Sendjun menjelaskan bahwa pembinaan hubungan ketenagakerjaan perlu diarahkan
kepada terciptanya keserasian antara tenaga kerja dan pengusaha yang dijiwai
oleh Pancasila dan Undang-Undang Dasar 1945, dimana masing-masing pihak saling
menghormati dan saling mengerti terhadap peranan serta hak dan
kewajibannya masing-masing dalam keseluruhan aspek produksi, serta peningkatan
partisipasi mereka dalam pembangunan.
Sementara itu dalam Undang-Undang Nomor 13 Tahun 2003 tentang ketenagakerjaan
merupakan salah satu solusi dalam perlindungan buruh maupun majikan tentang hak
dan kewajiban masing-masing pihak. Perlindungan buruh diatur di dalam
Undang-Undang Nomor 13 Tahun 2003 tentang Ketenagakerjaan Pasal 67-101 meliputi
perlindungan buruh penyandang cacat, anak, perempuan, waktu kerja, keselamatan
dan kesehatan kerja, pengupahan dan kesejahteraan. Dengan demikian,Undang-Undang
Nomor 13 Tahun 2003 sangat berarti dalam mengatur hak dan kewajiban bagi para
tenaga kerja maupun para pengusaha di dalam melaksanakan suatu mekanisme proses
produksi.
Tidak kalah pentingnya adalah perlindungan tenaga kerja yang bertujuan agar
bisa menjamin hak-hak dasar pekerja/buruh dan menjamin kesempatan serta
perlakuan tanpa diskriminasi. Hal ini merupakan esensi dari disusunnya
undang-undang ketenagakerjaan yaitu mewujudkan kesejahteraan para pekerja/buruh
yang akan berimbas terhadap kemajuan dunia usaha di Indonesia.
B. Pokok
Permasalahan
Berdasarkan uraian dan batasan masalah di atas, penulis akan mengangkat
permasalahan guna dibahas dalam penulisan skripsi ini, yaitu:
1.
Bagaimana perlindungan hukum tenaga kerja wanita ditinjau dari UU No. 13 Tahun
2003 tentang ketenagakerjaan dan Konvensi-Konvensi Internasional?
2.
Permasalahan apa sajakan yang timbul dalam perlindungan hukum tenaga kerja
wanita?
C. Tujuan
Penelitian
Setiap kegiatan yang dilakukan tentunya mempunyai tujuan yang ingin dicapai.
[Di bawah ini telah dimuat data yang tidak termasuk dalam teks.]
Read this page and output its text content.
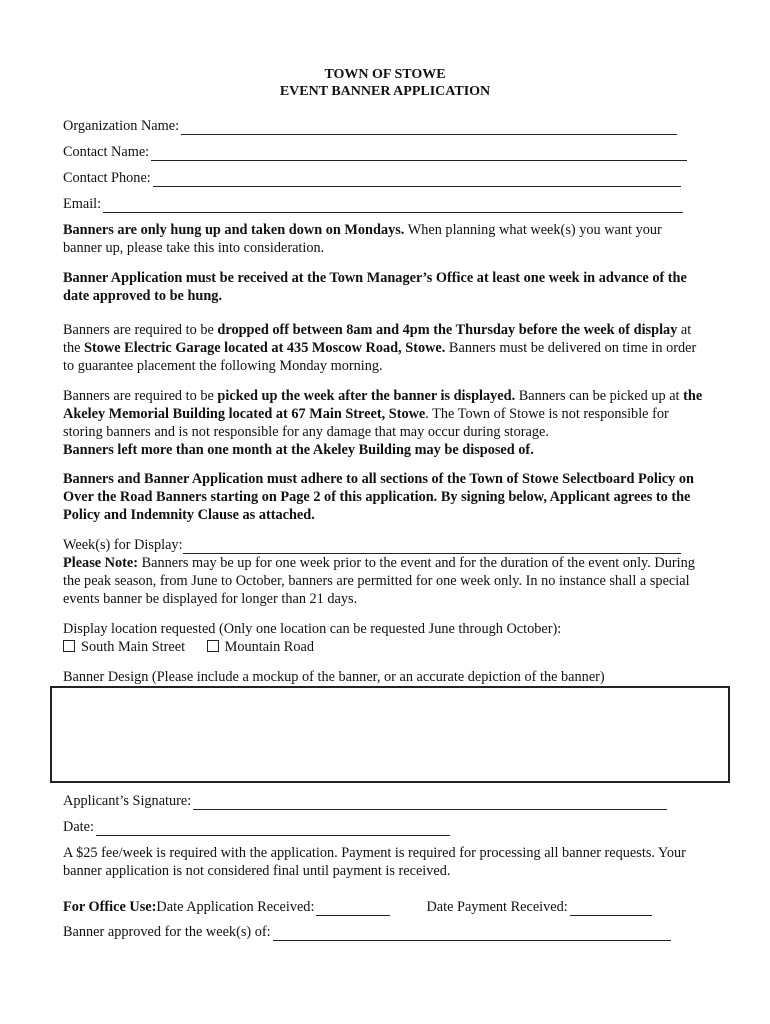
TOWN OF STOWE
EVENT BANNER APPLICATION
Organization Name:
Contact Name:
Contact Phone:
Email:
Banners are only hung up and taken down on Mondays. When planning what week(s) you want your banner up, please take this into consideration.
Banner Application must be received at the Town Manager’s Office at least one week in advance of the date approved to be hung.
Banners are required to be dropped off between 8am and 4pm the Thursday before the week of display at the Stowe Electric Garage located at 435 Moscow Road, Stowe. Banners must be delivered on time in order to guarantee placement the following Monday morning.
Banners are required to be picked up the week after the banner is displayed. Banners can be picked up at the Akeley Memorial Building located at 67 Main Street, Stowe. The Town of Stowe is not responsible for storing banners and is not responsible for any damage that may occur during storage.
Banners left more than one month at the Akeley Building may be disposed of.
Banners and Banner Application must adhere to all sections of the Town of Stowe Selectboard Policy on Over the Road Banners starting on Page 2 of this application. By signing below, Applicant agrees to the Policy and Indemnity Clause as attached.
Week(s) for Display:
Please Note: Banners may be up for one week prior to the event and for the duration of the event only. During the peak season, from June to October, banners are permitted for one week only. In no instance shall a special events banner be displayed for longer than 21 days.
Display location requested (Only one location can be requested June through October):
South Main Street	Mountain Road
Banner Design (Please include a mockup of the banner, or an accurate depiction of the banner)
Applicant’s Signature:
Date:
A $25 fee/week is required with the application. Payment is required for processing all banner requests. Your banner application is not considered final until payment is received.
For Office Use: Date Application Received:	Date Payment Received:
Banner approved for the week(s) of:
Adapun tujuan yang ingin dicapai dalam penulisan skripsi ini adalah:
1. Untuk
mendeskripsikan perlindungan hukum tenaga kerja wanita ditinjau dari UU No.13
Tahun 2003 tentang Ketenagakerjaan.
2. Untuk
mengetahui permasalahan yang timbul dalam perlindungan hukum tenaga kerja
wanita dan memberikan solusi penyelesaian.
D. Kerangka
Konseptual
Bekerja/pekerja seseorang pada orang lain maksudnya adalah seseorang yang bekerja
dengan bergantung pada orang lain yang memberi perintah dan menguasainya
sehingga orang tersebut harus tunduk pada orang lain yang memberikan pekerjaan
tersebut. Dengan demikian, dalam hukum kerja tidak tercakup seseorang yang
bekerja untuk kepentingan sendiri, dengan resiko dan tanggung jawab sendiri.
Namun, dengan diundangkannya UU No. 13 Tahun 2003 tentang Ketenagakerjaan
istilah pekerja digandengkan dengan istilah buruh sehingga menjadi istilah
pekerja/buruh. Menurut UU No. 13 Tahun 2003 tentang Ketenagakerjaan Pasal 1
angka 3 bahwa pekerja/buruh ialah “setiap orang yang bekerja dengan menerima
upah atau imbalan dalam bentuk lain”.
Menyadari pentingnya pekerja/buruh bagi perusahaan, maka perlu adanya
keselamatan dalam menjalankan pekerjaan. Demikian pula ketenangan dan kesehatan
pekerja/buruh agar apa yang dihadapinya dalam pekerjaan dapat diperhatikan
semaksimal mungkin sehingga kewaspadaan dalam menjalanan pekerjaan itu tetap
terjamin. Hal-hal tersebut merupakan bentuk dari perlindungan kerja.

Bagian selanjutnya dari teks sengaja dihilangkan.